For a little word, you’ve been enjoying a very high profile lately.  Wow – you’re positively everywhere!  Indeed, it has come to my attention that you are at the start of so many sentences, you’ve become ubiquitous. You’ve never had it so good!  

All kinds of utterances seem to feature you right at the start.  In everyday speech, you seem to be the opener of choice.  Everywhere, it’s ‘so’, ‘so’, ‘so’.  How did you get to be so prominent?  You really know how to get noticed.

A few years ago, it used to be ‘Look’ that opened the batting.  Along with her partner ‘Right’.  Or, ‘Well’.  Or ‘Now, then’ – remember them?  Or even that rather clumsy fellow, ‘Er’.  Not so anymore.  They’ve become also-rans.  It’s all ‘so’ now. 

Yes, you’re everywhere, ‘so’.  In Tweets, on news interviews, in texts.  Always up there at the front of things.  So obvious you can’t be missed.  Sometimes short and punchy; other times drawn out and deliberate.

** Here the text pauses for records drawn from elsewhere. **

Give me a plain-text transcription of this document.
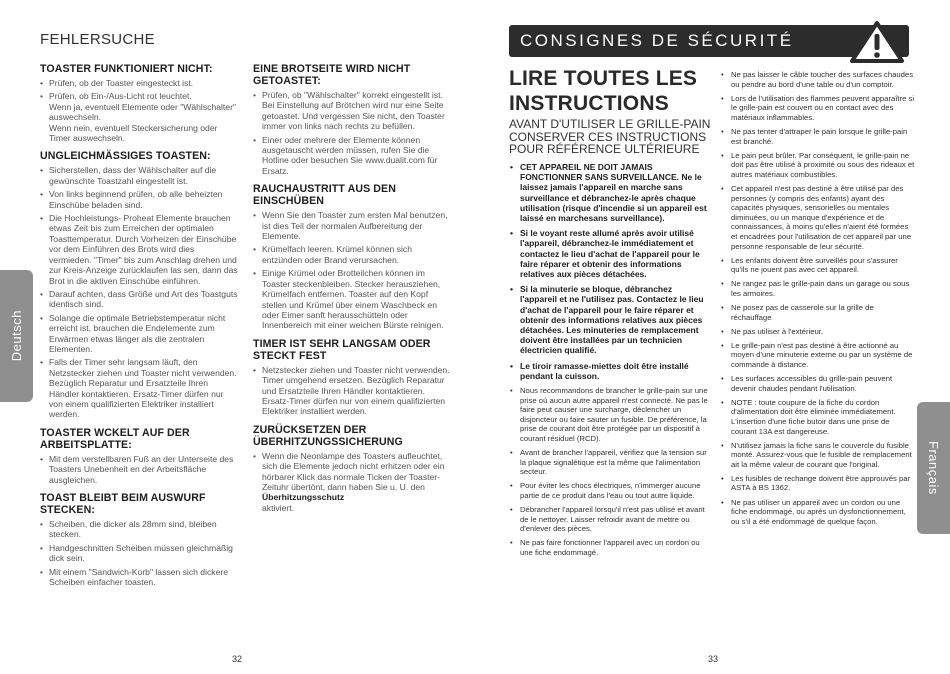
FEHLERSUCHE
TOASTER FUNKTIONIERT NICHT:
• Prüfen, ob der Toaster eingesteckt ist.
• Prüfen, ob Ein-/Aus-Licht rot leuchtet.
Wenn ja, eventuell Elemente oder "Wählschalter" auswechseln.
Wenn nein, eventuell Steckersicherung oder Timer auswechseln.
UNGLEICHMÄSSIGES TOASTEN:
• Sicherstellen, dass der Wählschalter auf die gewünschte Toastzahl eingestellt ist.
• Von links beginnend prüfen, ob alle beheizten Einschübe beladen sind.
• Die Hochleistungs- Proheat Elemente brauchen etwas Zeit bis zum Erreichen der optimalen Toasttemperatur. Durch Vorheizen der Einschübe vor dem Einführen des Brots wird dies vermieden. "Timer" bis zum Anschlag drehen und zur Kreis-Anzeige zurücklaufen las sen, dann das Brot in die aktiven Einschübe einführen.
• Darauf achten, dass Größe und Art des Toastguts identisch sind.
• Solange die optimale Betriebstemperatur nicht erreicht ist, brauchen die Endelemente zum Erwärmen etwas länger als die zentralen Elementen.
• Falls der Timer sehr langsam läuft, den Netzstecker ziehen und Toaster nicht verwenden. Bezüglich Reparatur und Ersatzteile Ihren Händler kontaktieren. Ersatz-Timer dürfen nur von einem qualifizierten Elektriker installiert werden.
TOASTER WCKELT AUF DER ARBEITSPLATTE:
• Mit dem verstellbaren Fuß an der Unterseite des Toasters Unebenheit en der Arbeitsfläche ausgleichen.
TOAST BLEIBT BEIM AUSWURF STECKEN:
• Scheiben, die dicker als 28mm sind, bleiben stecken.
• Handgeschnitten Scheiben müssen gleichmäßig dick sein.
• Mit einem "Sandwich-Korb" lassen sich dickere Scheiben einfacher toasten.
EINE BROTSEITE WIRD NICHT GETOASTET:
• Prüfen, ob "Wählschalter" korrekt eingestellt ist. Bei Einstellung auf Brötchen wird nur eine Seite getoastet. Und vergessen Sie nicht, den Toaster immer von links nach rechts zu befüllen.
• Einer oder mehrere der Elemente können ausgetauscht werden müssen, rufen Sie die Hotline oder besuchen Sie www.dualit.com für Ersatz.
RAUCHAUSTRITT AUS DEN EINSCHÜBEN
• Wenn Sie den Toaster zum ersten Mal benutzen, ist dies Teil der normalen Aufbereitung der Elemente.
• Krümelfach leeren. Krümel können sich entzünden oder Brand verursachen.
• Einige Krümel oder Brotteilchen können im Toaster steckenbleiben. Stecker herausziehen, Krümelfach entfernen. Toaster auf den Kopf stellen und Krümel über einem Waschbeck en oder Eimer sanft herausschütteln oder Innenbereich mit einer weichen Bürste reinigen.
TIMER IST SEHR LANGSAM ODER STECKT FEST
• Netzstecker ziehen und Toaster nicht verwenden. Timer umgehend ersetzen. Bezüglich Reparatur und Ersatzteile Ihren Händler kontaktieren. Ersatz-Timer dürfen nur von einem qualifizierten Elektriker installiert werden.
ZURÜCKSETZEN DER ÜBERHITZUNGSSICHERUNG
• Wenn die Neonlampe des Toasters aufleuchtet, sich die Elemente jedoch nicht erhitzen oder ein hörbarer Klick das normale Ticken der Toaster-Zeituhr übertönt, dann haben Sie u. U. den Überhitzungsschutz
aktiviert.
Deutsch
32
CONSIGNES DE SÉCURITÉ
LIRE TOUTES LES INSTRUCTIONS
AVANT D'UTILISER LE GRILLE-PAIN CONSERVER CES INSTRUCTIONS POUR RÉFÉRENCE ULTÉRIEURE
• CET APPAREIL NE DOIT JAMAIS FONCTIONNER SANS SURVEILLANCE. Ne le laissez jamais l'appareil en marche sans surveillance et débranchez-le après chaque utilisation (risque d'incendie si un appareil est laissé en marchesans surveillance).
• Si le voyant reste allumé après avoir utilisé l'appareil, débranchez-le immédiatement et contactez le lieu d'achat de l'appareil pour le faire réparer et obtenir des informations relatives aux pièces détachées.
• Si la minuterie se bloque, débranchez l'appareil et ne l'utilisez pas. Contactez le lieu d'achat de l'appareil pour le faire réparer et obtenir des informations relatives aux pièces détachées. Les minuteries de remplacement doivent être installées par un technicien électricien qualifié.
• Le tiroir ramasse-miettes doit être installé pendant la cuisson.
• Nous recommandons de brancher le grille-pain sur une prise où aucun autre appareil n'est connecté. Ne pas le faire peut causer une surcharge, déclencher un disjoncteur ou faire sauter un fusible. De préférence, la prise de courant doit être protégée par un dispositif à courant résiduel (RCD).
• Avant de brancher l'appareil, vérifiez que la tension sur la plaque signalétique est la même que l'alimentation secteur.
• Pour éviter les chocs électriques, n'immerger aucune partie de ce produit dans l'eau ou tout autre liquide.
• Débrancher l'appareil lorsqu'il n'est pas utilisé et avant de le nettoyer. Laisser refroidir avant de mettre ou d'enlever des pièces.
• Ne pas faire fonctionner l'appareil avec un cordon ou une fiche endommagé.
• Ne pas laisser le câble toucher des surfaces chaudes ou pendre au bord d'une table ou d'un comptoir.
• Lors de l'utilisation des flammes peuvent apparaître si le grille-pain est couvert ou en contact avec des matériaux inflammables.
• Ne pas tenter d'attraper le pain lorsque le grille-pain est branché.
• Le pain peut brûler. Par conséquent, le grille-pain ne doit pas être utilisé à proximité ou sous des rideaux et autres matériaux combustibles.
• Cet appareil n'est pas destiné à être utilisé par des personnes (y compris des enfants) ayant des capacités physiques, sensorielles ou mentales diminuées, ou un manque d'expérience et de connaissances, à moins qu'elles n'aient été formées et encadrées pour l'utilisation de cet appareil par une personne responsable de leur sécurité.
• Les enfants doivent être surveillés pour s'assurer qu'ils ne jouent pas avec cet appareil.
• Ne rangez pas le grille-pain dans un garage ou sous les armoires.
• Ne posez pas de casserole sur la grille de réchauffage
• Ne pas utiliser à l'extérieur.
• Le grille-pain n'est pas destiné à être actionné au moyen d'une minuterie externe ou par un système de commande à distance.
• Les surfaces accessibles du grille-pain peuvent devenir chaudes pendant l'utilisation.
• NOTE : toute coupure de la fiche du cordon d'alimentation doit être éliminée immédiatement. L'insertion d'une fiche butoir dans une prise de courant 13A est dangereuse.
• N'utilisez jamais la fiche sans le couvercle du fusible monté. Assurez-vous que le fusible de remplacement ait la même valeur de courant que l'original.
• Les fusibles de rechange doivent être approuvés par ASTA à BS 1362.
• Ne pas utiliser un appareil avec un cordon ou une fiche endommagé, ou après un dysfonctionnement, ou s'il a été endommagé de quelque façon.
Français
33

Always there.

So, you see – it’s great to see your confidence, but there was a time when you used to be in the middle of things.  Holding things together rather than striding out in front on your own. 

That said, it’s important to be in the middle of things from time to time, so it is.  True, you were less prominent back then, when ‘Look’ and ‘Right’ were top of the pile.  Your celebrity status was so-so.  (Although I remember you on a Peter Gabriel album when I was at school – that was pretty big). Now, you are at the front of so much. 

Maybe… just a little too much?

Don’t get me wrong – it’s great to lead from the front.  Sometimes.  Maybe not all of the time?  Sometimes it’s good to let others lead every so often.  (Note to self, so help me!). 

Could I be so bold as to offer some advice?  A word of warning?  I wonder whether you might be getting just a little overexposed?  I just worry that, in the not-so-distant future, people will tire of you.    

Insomuch as I’m one to give advice, will you take this in the spirit it’s meant?  Certainly not a matter of urgency: just something to be aware of when you get a moment on your own.

So. Will you give it some thought?  I hope so.  You have so much to offer.  In smaller amounts.

Till we meet again, it’s so long.  (Or, more likely, not so long….)

Leo

PS I realise I’ve used you over 30 times even in this short letter.  So sorry!